Berit Cardas (Violine), Klaus Christa (Viola), Bjorg Vaernes Lewis (Violoncello) und Timothy Horton (Klavier) präsentierten Bonis’ Klavierquartett aus dem Jahr 1905 mit einem gut ausgewogenen gemeinsamen Atem und mit viel Kontakt zueinander. Sie musizierten gestützt von einem großen Einverständnis füreinander, so dass fein nuancierte Abstufungen in der Tongebung modelliert wurden. In der intimen Atmosphäre des Frauenmuseums kann das Publikum auf Tuchfühlung mit dem Ensemble die Musik erleben. Die unmittelbar wahrnehmbaren Spielgeräusche verliehen den Stücken einen zusätzlichen, lebendigen Charakter.

Der Zeit voraus

Zuerst erklang ein Nocturne von Mel Bonis, das seiner Zeit weit voraus war. Wie aus einer Spieldose, erklang eine glasklar formulierte, absteigende Klavierlinie. Die darüber gelagerten und ineinander geflochtenen Streicherstimmen verströmten eine aufgewühlte Grundstimmung und eine in sich gekehrte Ruhe in einer guten Balance zueinander. Dieses Eröffnungsstück überstrahlte den dichten Kammermusikabend.
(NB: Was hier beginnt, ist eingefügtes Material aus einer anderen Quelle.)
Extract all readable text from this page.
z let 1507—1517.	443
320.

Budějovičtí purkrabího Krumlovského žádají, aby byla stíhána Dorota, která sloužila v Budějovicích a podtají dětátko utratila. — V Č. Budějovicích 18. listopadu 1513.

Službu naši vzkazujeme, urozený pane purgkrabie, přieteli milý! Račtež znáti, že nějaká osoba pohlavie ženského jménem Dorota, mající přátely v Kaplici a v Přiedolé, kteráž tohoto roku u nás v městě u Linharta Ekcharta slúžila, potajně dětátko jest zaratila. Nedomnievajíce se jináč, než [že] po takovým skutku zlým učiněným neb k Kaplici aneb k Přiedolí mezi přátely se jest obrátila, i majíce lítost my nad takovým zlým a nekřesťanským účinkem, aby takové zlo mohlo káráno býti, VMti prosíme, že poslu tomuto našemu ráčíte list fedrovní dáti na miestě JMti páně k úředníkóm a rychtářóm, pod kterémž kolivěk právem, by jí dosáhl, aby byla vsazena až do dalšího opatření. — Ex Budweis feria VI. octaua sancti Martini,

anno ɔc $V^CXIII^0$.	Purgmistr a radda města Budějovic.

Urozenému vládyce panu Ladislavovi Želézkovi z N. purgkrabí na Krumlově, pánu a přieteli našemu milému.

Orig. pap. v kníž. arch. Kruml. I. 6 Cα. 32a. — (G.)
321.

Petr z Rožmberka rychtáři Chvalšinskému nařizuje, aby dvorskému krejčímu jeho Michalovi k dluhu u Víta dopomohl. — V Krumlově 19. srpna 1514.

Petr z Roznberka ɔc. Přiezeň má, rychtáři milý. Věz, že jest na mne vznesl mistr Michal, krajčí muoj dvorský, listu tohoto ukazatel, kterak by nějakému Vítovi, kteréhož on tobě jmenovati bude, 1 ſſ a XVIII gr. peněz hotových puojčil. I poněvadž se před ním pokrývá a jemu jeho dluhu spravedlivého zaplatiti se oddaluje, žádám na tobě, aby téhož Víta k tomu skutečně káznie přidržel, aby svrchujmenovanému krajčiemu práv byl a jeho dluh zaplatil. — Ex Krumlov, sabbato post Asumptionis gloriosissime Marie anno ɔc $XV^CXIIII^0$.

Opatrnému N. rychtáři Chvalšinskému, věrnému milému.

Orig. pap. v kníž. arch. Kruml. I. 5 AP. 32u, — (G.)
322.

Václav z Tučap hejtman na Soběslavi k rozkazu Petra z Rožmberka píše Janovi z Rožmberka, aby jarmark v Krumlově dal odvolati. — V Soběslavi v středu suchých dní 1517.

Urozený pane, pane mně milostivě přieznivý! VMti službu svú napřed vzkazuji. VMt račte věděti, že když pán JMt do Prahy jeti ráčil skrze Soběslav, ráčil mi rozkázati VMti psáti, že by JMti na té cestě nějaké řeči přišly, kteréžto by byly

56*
Voller Schaffenskraft und Leidenschaft

Auch das Klavierquartett Nr. 1, B-Dur, op. 69 aus dem Jahr 1905 erregte die Aufmerksamkeit, denn Mélanie Bonis hat in einem spätromantischen Stil mit vielen Verweisen auf moderne Stilmittel des Impressionismus eine aussagekräftige und mitreißende Musik geschrieben. Perlende Ideen gingen vom Klavierpart aus. Diese Themen nahmen die oft zusammen geführten Streicher auf. So nahm der Satz teilweise sogar symphonische Züge an, wirkte jedoch in sich stets klar und transparent verarbeitet. Schwebende Klänge und ruhige Passagen ließen Raum für ganz besondere harmonische Wirkungen. Im Intermezzo gingen von auffordernden motivischen Gesten gute Kommunikationsmuster aus. Besonders spannend wirkte die traumhafte Sphäre, in die die Zuhörenden geführt wurden. Leidenschaftlich bewegt, über weite Strecken angeführt vom Klavier verklang das Werk.

Zuerst reizvoll, dann langatmig

Brahms drittes Klavierquartett wurde mit gut ausformulierten Seufzermotiven eingeleitet, der Kontrast zum anschließende Ausbruch mit bewegten Themen wirkte auf diese Weise intensiv und energiegeladen. Die schwebenden und gleichzeitig vorwärts treibenden Motive mit Tonrepetitionen im zweiten Satz erinnerten frappant an Schubert. Auch die nachfolgenden Sätze wurden konzentriert musiziert, musikalisch boten sie jedoch enttäuschend wenige Anreize.